After: Interactive Graph Showing Highlighted Labels only

visNetwork(GAStech_nodes, GAStech_edges_aggregated) %>%
  visIgraphLayout(layout = "layout_with_fr") %>%
  visOptions(highlightNearest = list(enabled = TRUE, 
                                     labelOnly=FALSE), 
             nodesIdSelection=TRUE) 

Task 2 Part 2: Identify three aspects of the graph visualisation in Section 7.4 that can be improved.

Based on the graph plotted in part 1, the following aspects should be improved :

1. Network The graph in general looks disorganised and unncessarily complicated, it makes it diffcult for the readers to study the links between the nodes.

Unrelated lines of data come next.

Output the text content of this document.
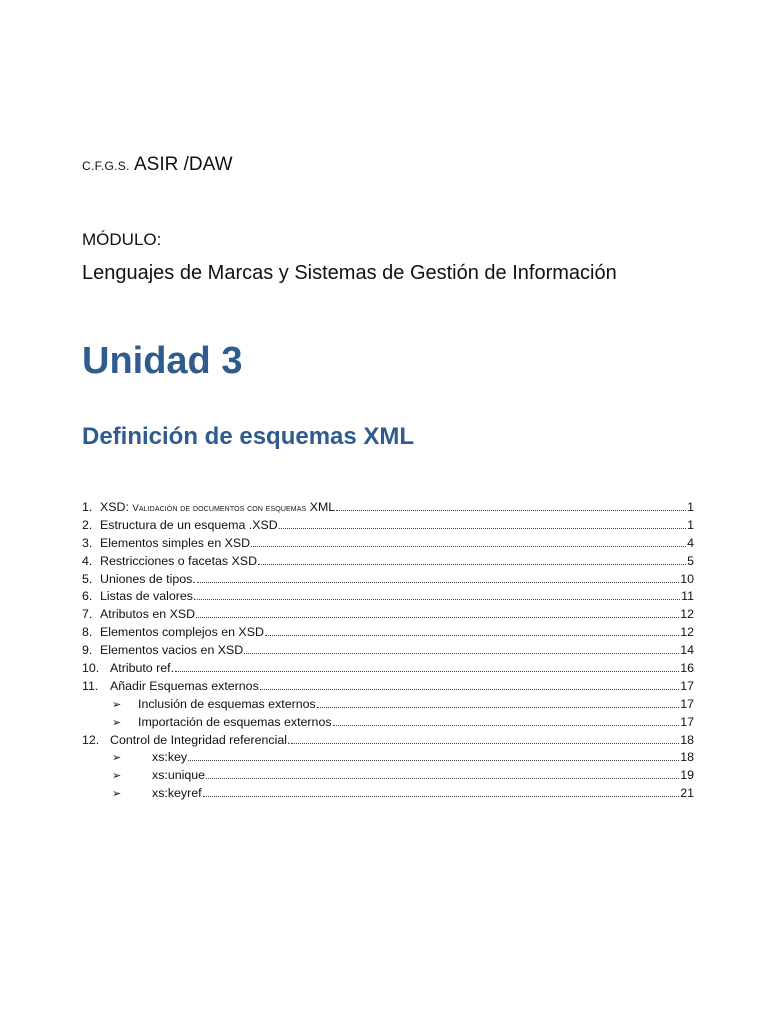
C.F.G.S. ASIR /DAW
MÓDULO:
Lenguajes de Marcas y Sistemas de Gestión de Información
Unidad 3
Definición de esquemas XML
1. XSD: Validación de documentos con esquemas XML	1
2. Estructura de un esquema .XSD	1
3. Elementos simples en XSD	4
4. Restricciones o facetas XSD	5
5. Uniones de tipos.	10
6. Listas de valores.	11
7. Atributos en XSD	12
8. Elementos complejos en XSD	12
9. Elementos vacios en XSD	14
10. Atributo ref.	16
11. Añadir Esquemas externos	17
➢	Inclusión de esquemas externos	17
➢	Importación de esquemas externos	17
12. Control de Integridad referencial.	18
➢	xs:key	18
➢	xs:unique	19
➢	xs:keyref	21
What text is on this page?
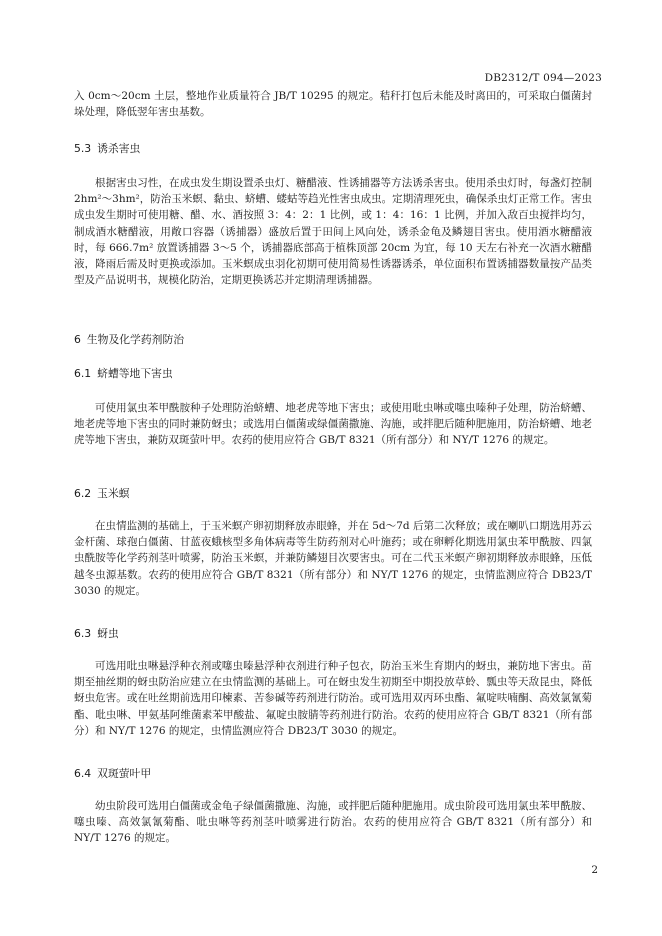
DB2312/T 094—2023
入 0cm～20cm 土层，整地作业质量符合 JB/T 10295 的规定。秸秆打包后未能及时离田的，可采取白僵菌封垛处理，降低翌年害虫基数。
5.3 诱杀害虫
根据害虫习性，在成虫发生期设置杀虫灯、糖醋液、性诱捕器等方法诱杀害虫。使用杀虫灯时，每盏灯控制 2hm²～3hm²，防治玉米螟、黏虫、蛴螬、蝼蛄等趋光性害虫成虫。定期清理死虫，确保杀虫灯正常工作。害虫成虫发生期时可使用糖、醋、水、酒按照 3：4：2：1 比例，或 1：4：16：1 比例，并加入敌百虫搅拌均匀，制成酒水糖醋液，用敞口容器（诱捕器）盛放后置于田间上风向处，诱杀金龟及鳞翅目害虫。使用酒水糖醋液时，每 666.7m² 放置诱捕器 3～5 个，诱捕器底部高于植株顶部 20cm 为宜，每 10 天左右补充一次酒水糖醋液，降雨后需及时更换或添加。玉米螟成虫羽化初期可使用简易性诱器诱杀，单位面积布置诱捕器数量按产品类型及产品说明书，规模化防治，定期更换诱芯并定期清理诱捕器。
6 生物及化学药剂防治
6.1 蛴螬等地下害虫
可使用氯虫苯甲酰胺种子处理防治蛴螬、地老虎等地下害虫；或使用吡虫啉或噻虫嗪种子处理，防治蛴螬、地老虎等地下害虫的同时兼防蚜虫；或选用白僵菌或绿僵菌撒施、沟施，或拌肥后随种肥施用，防治蛴螬、地老虎等地下害虫，兼防双斑萤叶甲。农药的使用应符合 GB/T 8321（所有部分）和 NY/T 1276 的规定。
6.2 玉米螟
在虫情监测的基础上，于玉米螟产卵初期释放赤眼蜂，并在 5d～7d 后第二次释放；或在喇叭口期选用苏云金杆菌、球孢白僵菌、甘蓝夜蛾核型多角体病毒等生防药剂对心叶施药；或在卵孵化期选用氯虫苯甲酰胺、四氯虫酰胺等化学药剂茎叶喷雾，防治玉米螟，并兼防鳞翅目次要害虫。可在二代玉米螟产卵初期释放赤眼蜂，压低越冬虫源基数。农药的使用应符合 GB/T 8321（所有部分）和 NY/T 1276 的规定，虫情监测应符合 DB23/T 3030 的规定。
6.3 蚜虫
可选用吡虫啉悬浮种衣剂或噻虫嗪悬浮种衣剂进行种子包衣，防治玉米生育期内的蚜虫，兼防地下害虫。苗期至抽丝期的蚜虫防治应建立在虫情监测的基础上。可在蚜虫发生初期至中期投放草蛉、瓢虫等天敌昆虫，降低蚜虫危害。或在吐丝期前选用印楝素、苦参碱等药剂进行防治。或可选用双丙环虫酯、氟啶呋喃酮、高效氯氰菊酯、吡虫啉、甲氨基阿维菌素苯甲酸盐、氟啶虫胺腈等药剂进行防治。农药的使用应符合 GB/T 8321（所有部分）和 NY/T 1276 的规定，虫情监测应符合 DB23/T 3030 的规定。
6.4 双斑萤叶甲
幼虫阶段可选用白僵菌或金龟子绿僵菌撒施、沟施，或拌肥后随种肥施用。成虫阶段可选用氯虫苯甲酰胺、噻虫嗪、高效氯氰菊酯、吡虫啉等药剂茎叶喷雾进行防治。农药的使用应符合 GB/T 8321（所有部分）和 NY/T 1276 的规定。
2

2. Nodes Unable to identify what each node represents as there are no labels indicating either name or group. Also, some of the nodes cannot be seen as they share the same colour as its edges.

3. Edges Unable to derive the frequency of emails sent in the network as all edges used the same weight

Task 2 Part 4: Using appropriate visNetwork functions, plot the alternative design.

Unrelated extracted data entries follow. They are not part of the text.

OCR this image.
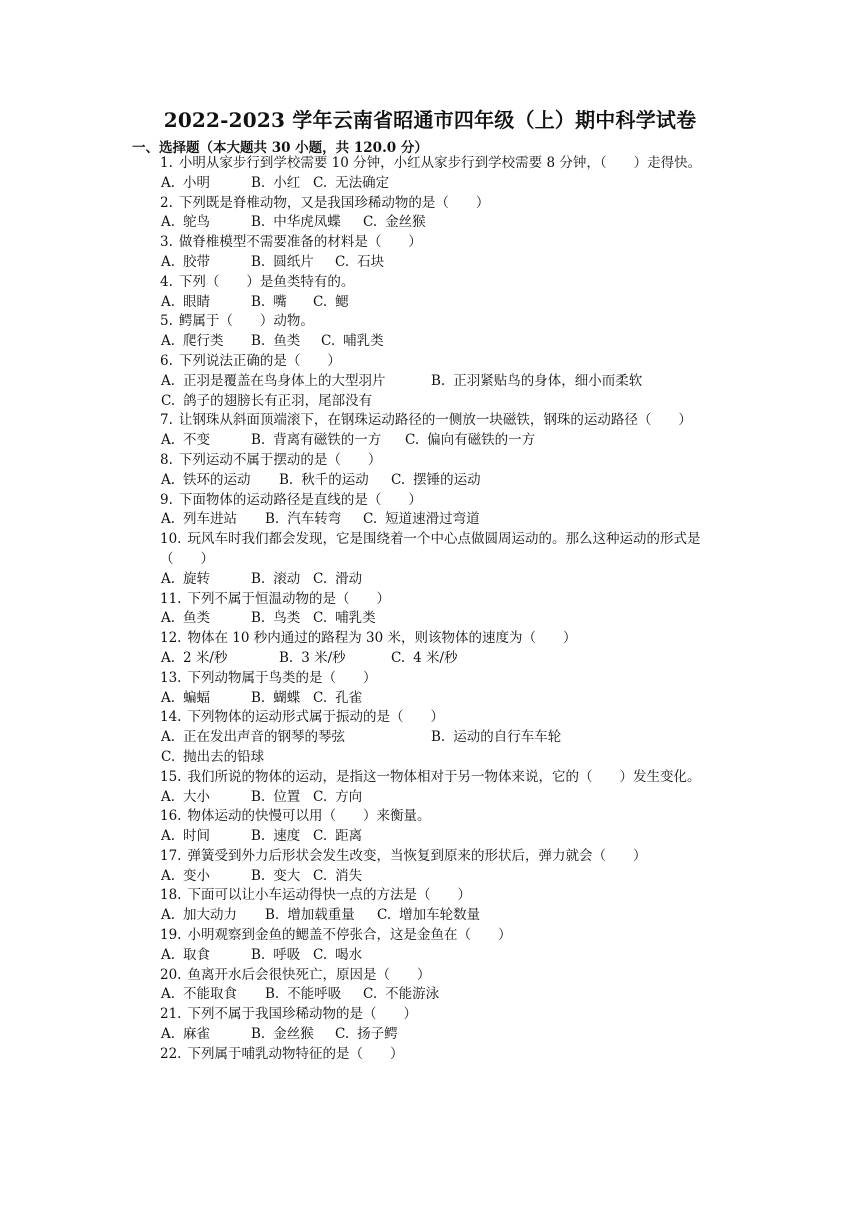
2022-2023 学年云南省昭通市四年级（上）期中科学试卷
一、选择题（本大题共 30 小题，共 120.0 分）

1. 小明从家步行到学校需要 10 分钟，小红从家步行到学校需要 8 分钟，（　　）走得快。

A. 小明	B. 小红 C. 无法确定

2. 下列既是脊椎动物，又是我国珍稀动物的是（　　）

A. 鸵鸟	B. 中华虎凤蝶 C. 金丝猴

3. 做脊椎模型不需要准备的材料是（　　）

A. 胶带	B. 圆纸片 C. 石块

4. 下列（　　）是鱼类特有的。

A. 眼睛	B. 嘴 C. 鳃

5. 鳄属于（　　）动物。

A. 爬行类 B. 鱼类 C. 哺乳类

6. 下列说法正确的是（　　）

A. 正羽是覆盖在鸟身体上的大型羽片	B. 正羽紧贴鸟的身体，细小而柔软
C. 鸽子的翅膀长有正羽，尾部没有

7. 让钢珠从斜面顶端滚下，在钢珠运动路径的一侧放一块磁铁，钢珠的运动路径（　　）

A. 不变	B. 背离有磁铁的一方 C. 偏向有磁铁的一方

8. 下列运动不属于摆动的是（　　）

A. 铁环的运动 B. 秋千的运动 C. 摆锤的运动

9. 下面物体的运动路径是直线的是（　　）

A. 列车进站 B. 汽车转弯 C. 短道速滑过弯道

10. 玩风车时我们都会发现，它是围绕着一个中心点做圆周运动的。那么这种运动的形式是（　　）

A. 旋转	B. 滚动 C. 滑动

11. 下列不属于恒温动物的是（　　）

A. 鱼类	B. 鸟类 C. 哺乳类

12. 物体在 10 秒内通过的路程为 30 米，则该物体的速度为（　　）

A. 2 米/秒	B. 3 米/秒	C. 4 米/秒

13. 下列动物属于鸟类的是（　　）

A. 蝙蝠	B. 蝴蝶 C. 孔雀

14. 下列物体的运动形式属于振动的是（　　）

A. 正在发出声音的钢琴的琴弦	B. 运动的自行车车轮
C. 抛出去的铅球

15. 我们所说的物体的运动，是指这一物体相对于另一物体来说，它的（　　）发生变化。

A. 大小	B. 位置 C. 方向

16. 物体运动的快慢可以用（　　）来衡量。

A. 时间	B. 速度 C. 距离

17. 弹簧受到外力后形状会发生改变，当恢复到原来的形状后，弹力就会（　　）

A. 变小	B. 变大 C. 消失

18. 下面可以让小车运动得快一点的方法是（　　）

A. 加大动力 B. 增加载重量 C. 增加车轮数量

19. 小明观察到金鱼的鳃盖不停张合，这是金鱼在（　　）

A. 取食	B. 呼吸 C. 喝水

20. 鱼离开水后会很快死亡，原因是（　　）

A. 不能取食 B. 不能呼吸 C. 不能游泳

21. 下列不属于我国珍稀动物的是（　　）

A. 麻雀	B. 金丝猴 C. 扬子鳄

22. 下列属于哺乳动物特征的是（　　）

GAStech_nodes <- GAStech_nodes %>%
  mutate(label = str_replace(label,"[[:punct:]]"," ")) %>%
  rename(title = Title) %>%
  mutate(title = paste("Title: ", title))

GAStech_edges_aggregated <- GAStech_edges_aggregated %>%
  mutate(label = paste(weight))
  
visNetwork(GAStech_nodes, GAStech_edges_aggregated, main = "GASTech Email's Network Graph") %>%
  visIgraphLayout(layout = "layout_with_fr") %>%
  visEdges(selectionWidth=7, arrows = "to") %>%
  visOptions(highlightNearest = list(enabled = TRUE, labelOnly=FALSE), 
             nodesIdSelection=TRUE, selectedBy = "group",
             width='100%',
             height='100%') %>%
  visInteraction(tooltipDelay = 0, 
                 tooltipStay = 60,
                 tooltipStyle='position: fixed;visibility:hidden;padding: 1px;font-size:12px;background-color: white;') %>%
  visNodes(font = list(size = 30), shape='ellipse') %>%
  visLegend(main = "Department", position='right', width=0.15)